Where is the movement to restore justice Sajjad Ali Shah?

Why is this country currently being held hostage to the principles of the left in the hands of one the most unprincipled individuals the right has ever produced?

If I could only attend one political event in Pakistan

… it would have been this meeting between Pir Pagara and Sheikh Rashid Ahmed this week. The best part was Pir Pagara’s advice to the Chaudhry brothers (they should leave the country immediately):

Some videos

Talat Hussain interview with Nawaz Sharif
I am still looking for a video of Safdar Abbasi’s speech today so if anyone has it please post a link in the comments, thanks! 
Tahira Abdullah and Sherry Rehman on Capital Talk. A very upsetting video.

Some Imran Khan quotes about Shariah in Pakistan

  • From Kal Tak with Javed Chaudhry 21/1/2009
    [This is his answer to the first question in which he talks about shariah in general terms, and not specific to Swat (although I suppose it’s open to interpretation)]

    IK: dekhiyay, sharamnaak baat yeh hai keh hum kehtay hain… hum musalman hain aur shariat say dar jaatay hain. Shariat kya hai? Shariat nabi (SAW) ka rasta hai. Yeh aap ki… agar aap musalman hain tau aap shariat pay chalna chahtay hain.

    humain khauf hai shariat ka naam laytay huay dartay hain. yeh jo badkismatay hai kay jo mulk kay parhay likhay laug hain, woh kamaskam batayain tau sahi keh shariat kya hai. main aap ko batata hoon keh meri nazar main shariat kya hai. Shariat khilafat-e-rashidun hai. Uss ki kya bunyaad thi? Adal aur insaaf; aur falahi rryasaat, aur aik khuddar ryaasat jo kisi aur power kay saamnay na jhukay. yeh shariat nizam ki bunyaad hai. hum kyun dartay hain shariat ka naam laytay huay?

  • Jawab Deh with Iftikhar Ahmed, 1/2/2009 (great interview btw)[this had nothing to do with Swat .. 23:00 into the video]

    Iftikhar Ahmed: aap shariat kay haami hain?

    IK: main bilkul samajhta hoon kay shariath honi chahiyay. Aur shariat jo mainay study ki hay woh khilafat-e-rashidun main jo shari nizam hai woh jo aap nai shuru main tehrik e insaaf ka manshoor bataya tha: khuddari, insaniyat, aur insaaf. yeh teen. yeh shariat ki yeh bunyaad hai

    Iftikhar Ahmed: is mulk main kis fiqah ki shariat par amal kiya jayay ga?

    IK: main to nahin jaanta, main to apni ki [shariah] define kar raha hoon. main to yeh keh raha hoon jo main … study kiya hai, aik islami ma’ashray main insaniyat honi chahiyay aik falahi ryaasat honi chahiyay, udhar adal aur insaaf hona chahiyay.
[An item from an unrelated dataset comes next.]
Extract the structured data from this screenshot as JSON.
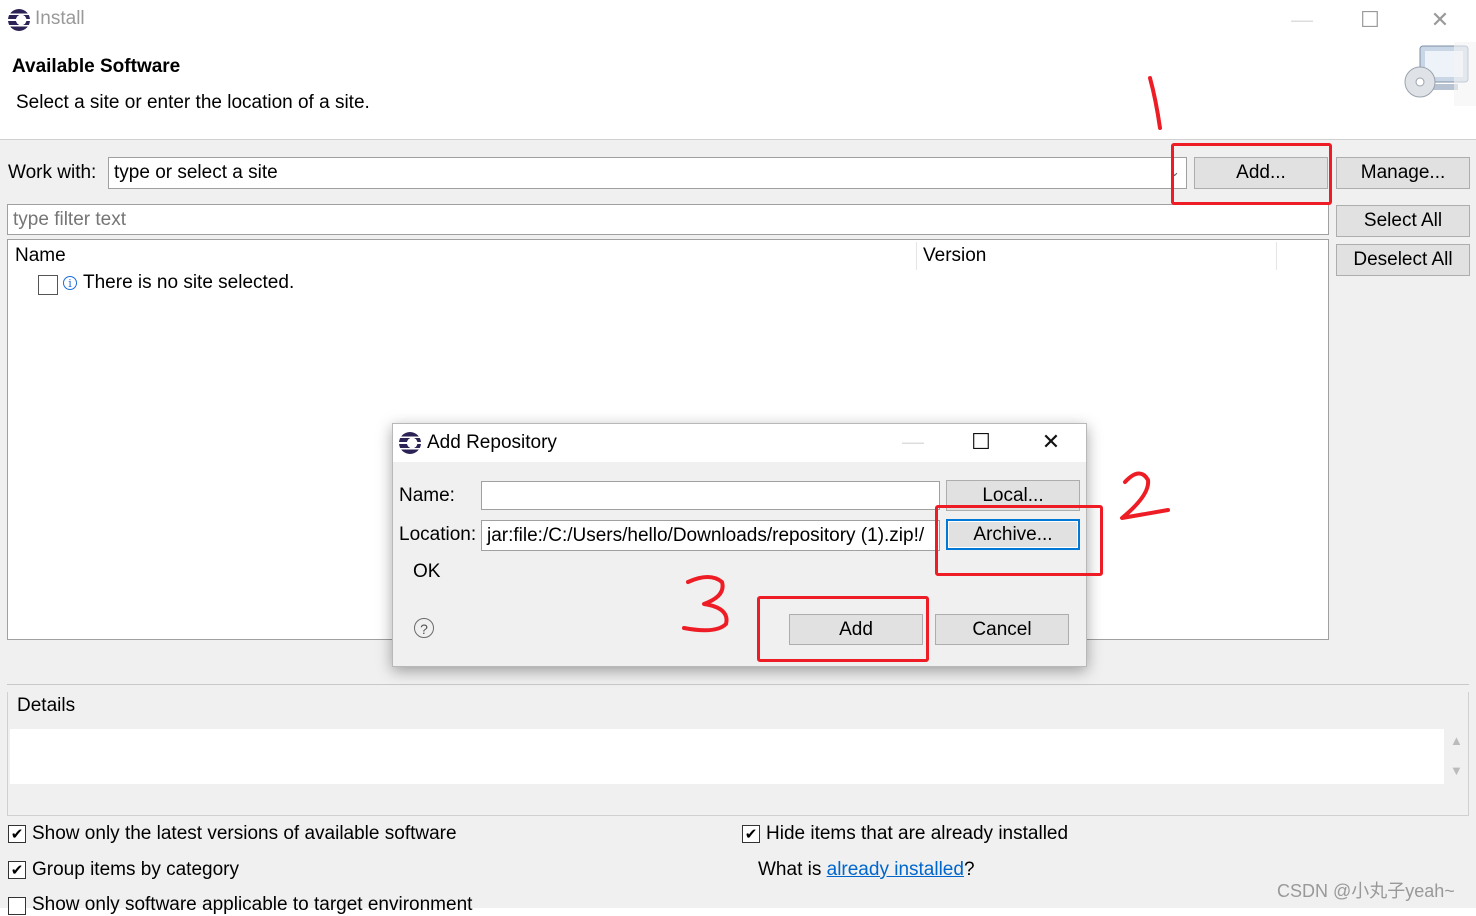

    after this there is a great section in which he rationalizes suicide
    bombing, etc.

  • Meray mutabiq with Shahid Masood 2/22/2009

    IK: …aik hamari so called liberal class hai, woh dar gayi hai keh shariat aagayi hai, ab pata nahin shariat aagayi hai to kya honay wala hai, haath kaT jayain gay. Shariah to adal aur insaaf hai, insaan ko insaan banati hai aqalmand jaanwar say insaan banta hai. Shariat to aik ma’ashray kay andar adal aur insaaf, aur insaniyat, falahi ryaasat ka naam hai

    Shahid Masood: yeh kaam acha kiya phir hukumut nay?

    IK: main yeh keh raha hoon, in logon nain to pressure main kiya…
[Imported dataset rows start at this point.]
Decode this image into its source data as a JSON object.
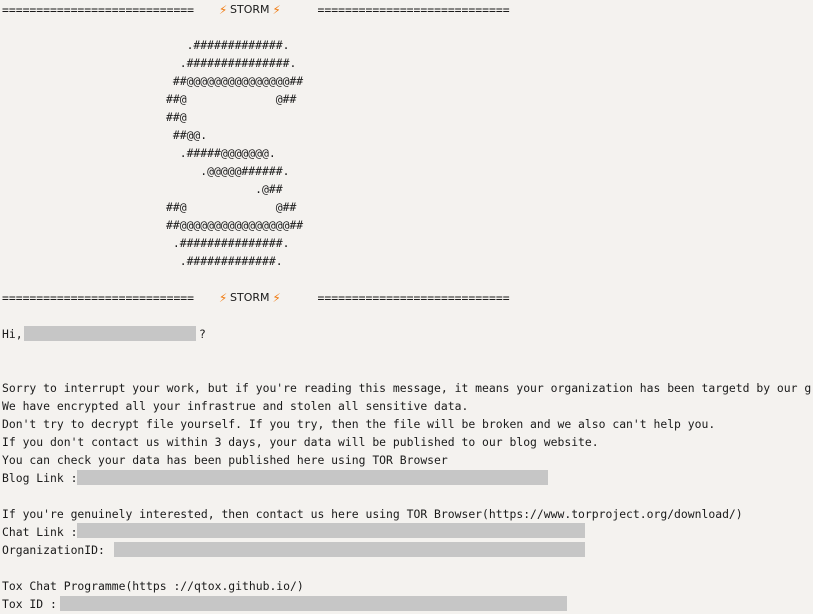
{
  "header": {
    "bar_left": "============================",
    "title": "STORM",
    "bar_right": "============================",
    "bolt_color": "#f07a10"
  },
  "art": {
    "lines": [
      "   .#############.",
      "  .###############.",
      " ##@@@@@@@@@@@@@@@##",
      "##@             @##",
      "##@",
      " ##@@.",
      "  .#####@@@@@@@.",
      "     .@@@@@######.",
      "             .@##",
      "##@             @##",
      "##@@@@@@@@@@@@@@@@##",
      " .###############.",
      "  .#############."
    ]
  },
  "greeting": {
    "prefix": "Hi,",
    "suffix": "?"
  },
  "message": {
    "line1": "Sorry to interrupt your work, but if you're reading this message, it means your organization has been targetd by our group.",
    "line2": "We have encrypted all your infrastrue and stolen all sensitive data.",
    "line3": "Don't try to decrypt file yourself. If you try, then the file will be broken and we also can't help you.",
    "line4": "If you don't contact us within 3 days, your data will be published to our blog website.",
    "line5": "You can check your data has been published here using TOR Browser",
    "blog_label": "Blog Link :",
    "interest_line": "If you're genuinely interested, then contact us here using TOR Browser(https://www.torproject.org/download/)",
    "chat_label": "Chat Link :",
    "org_label": "OrganizationID:",
    "tox_line": "Tox Chat Programme(https ://qtox.github.io/)",
    "tox_label": "Tox ID :"
  },
  "colors": {
    "background": "#f4f2ef",
    "redaction": "#c6c6c6"
  }
}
    SM: Laikin kaam acha kya, na?

    SM: aik aisa kaam karti hai jo unke manifesto main nahin tha. yeh ajeeb si baat nahin hoee?
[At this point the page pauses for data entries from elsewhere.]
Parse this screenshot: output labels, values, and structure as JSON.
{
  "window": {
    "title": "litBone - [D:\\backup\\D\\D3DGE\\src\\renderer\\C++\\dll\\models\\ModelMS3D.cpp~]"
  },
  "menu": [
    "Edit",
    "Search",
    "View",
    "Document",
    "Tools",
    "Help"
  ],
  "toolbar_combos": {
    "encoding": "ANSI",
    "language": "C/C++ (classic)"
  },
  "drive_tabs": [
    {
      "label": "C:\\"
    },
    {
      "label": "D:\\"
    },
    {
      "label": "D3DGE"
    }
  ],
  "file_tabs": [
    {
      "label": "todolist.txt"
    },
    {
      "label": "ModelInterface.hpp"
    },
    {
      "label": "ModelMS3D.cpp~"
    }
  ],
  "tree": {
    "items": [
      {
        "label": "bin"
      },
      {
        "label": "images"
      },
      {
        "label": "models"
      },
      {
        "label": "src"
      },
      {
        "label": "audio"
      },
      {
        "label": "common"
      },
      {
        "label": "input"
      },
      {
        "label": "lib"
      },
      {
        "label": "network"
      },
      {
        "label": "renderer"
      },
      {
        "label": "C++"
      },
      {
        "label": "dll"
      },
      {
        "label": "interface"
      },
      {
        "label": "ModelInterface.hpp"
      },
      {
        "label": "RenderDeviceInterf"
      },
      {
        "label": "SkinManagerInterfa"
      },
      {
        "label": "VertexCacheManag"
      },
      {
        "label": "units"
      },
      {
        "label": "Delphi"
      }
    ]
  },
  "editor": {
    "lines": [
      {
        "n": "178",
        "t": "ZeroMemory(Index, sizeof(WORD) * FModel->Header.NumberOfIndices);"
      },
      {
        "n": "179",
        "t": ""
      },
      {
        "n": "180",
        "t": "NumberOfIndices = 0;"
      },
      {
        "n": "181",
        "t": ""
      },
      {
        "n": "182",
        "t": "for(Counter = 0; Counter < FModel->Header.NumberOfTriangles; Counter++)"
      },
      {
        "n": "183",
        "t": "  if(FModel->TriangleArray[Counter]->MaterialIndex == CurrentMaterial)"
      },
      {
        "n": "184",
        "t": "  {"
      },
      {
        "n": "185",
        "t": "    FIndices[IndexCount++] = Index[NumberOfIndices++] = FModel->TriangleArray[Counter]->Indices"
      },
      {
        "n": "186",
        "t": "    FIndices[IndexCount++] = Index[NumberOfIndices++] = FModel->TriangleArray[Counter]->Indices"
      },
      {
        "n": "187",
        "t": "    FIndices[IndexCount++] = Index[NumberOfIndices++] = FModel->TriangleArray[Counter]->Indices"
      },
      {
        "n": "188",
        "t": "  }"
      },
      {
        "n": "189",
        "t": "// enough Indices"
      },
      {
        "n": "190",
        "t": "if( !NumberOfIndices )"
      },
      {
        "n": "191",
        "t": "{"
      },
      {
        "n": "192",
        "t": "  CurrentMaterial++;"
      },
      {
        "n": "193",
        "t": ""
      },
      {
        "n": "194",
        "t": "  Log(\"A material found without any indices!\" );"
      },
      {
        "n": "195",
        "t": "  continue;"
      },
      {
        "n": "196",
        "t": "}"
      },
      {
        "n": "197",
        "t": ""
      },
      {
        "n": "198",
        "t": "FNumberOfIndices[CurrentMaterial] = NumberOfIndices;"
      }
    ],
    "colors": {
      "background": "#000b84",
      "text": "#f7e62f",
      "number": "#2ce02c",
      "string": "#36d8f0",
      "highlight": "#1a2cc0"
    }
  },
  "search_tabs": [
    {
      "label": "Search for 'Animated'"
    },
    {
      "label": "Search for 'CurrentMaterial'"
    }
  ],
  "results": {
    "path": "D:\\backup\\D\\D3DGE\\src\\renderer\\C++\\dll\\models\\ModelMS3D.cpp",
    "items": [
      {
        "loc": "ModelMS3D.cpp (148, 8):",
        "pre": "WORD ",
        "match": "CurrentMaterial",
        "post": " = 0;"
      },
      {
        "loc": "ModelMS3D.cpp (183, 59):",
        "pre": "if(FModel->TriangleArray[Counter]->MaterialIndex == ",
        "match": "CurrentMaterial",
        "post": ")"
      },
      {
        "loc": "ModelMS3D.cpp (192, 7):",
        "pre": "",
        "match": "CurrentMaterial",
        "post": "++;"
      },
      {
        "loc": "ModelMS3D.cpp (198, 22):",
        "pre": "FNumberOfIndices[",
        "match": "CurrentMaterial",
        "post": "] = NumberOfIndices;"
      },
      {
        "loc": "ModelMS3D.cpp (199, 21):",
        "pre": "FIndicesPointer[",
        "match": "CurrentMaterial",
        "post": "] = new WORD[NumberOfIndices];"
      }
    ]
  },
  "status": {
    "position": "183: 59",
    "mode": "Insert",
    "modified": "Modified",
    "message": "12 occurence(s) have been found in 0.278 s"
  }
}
    IK: yeh jo laug lay kay aayay thay iss hukumut ko woh liberal alliance bananay aayay thay, main bataadoon, woh Negroponte aur Boucher nain jo liberal alliance banayi thi, Musharraf ki aur PPP ki, ab Allah ki shaan dekhain kay liberal alliance Shariah lay aayi hai (laughs) yeh bhi Allah ki shaan dekhain (laughs again). Udhar ANP bhi liberal thay. Ab dekhain na, Holbrooke ki statement kitni ghalat hai keh yeh jo shari nizam hai yeh baRa bura ho ga. Kya ab woh hamain yeh bhi bataayaiN gay keh hamain kaunsa Islam laana hai?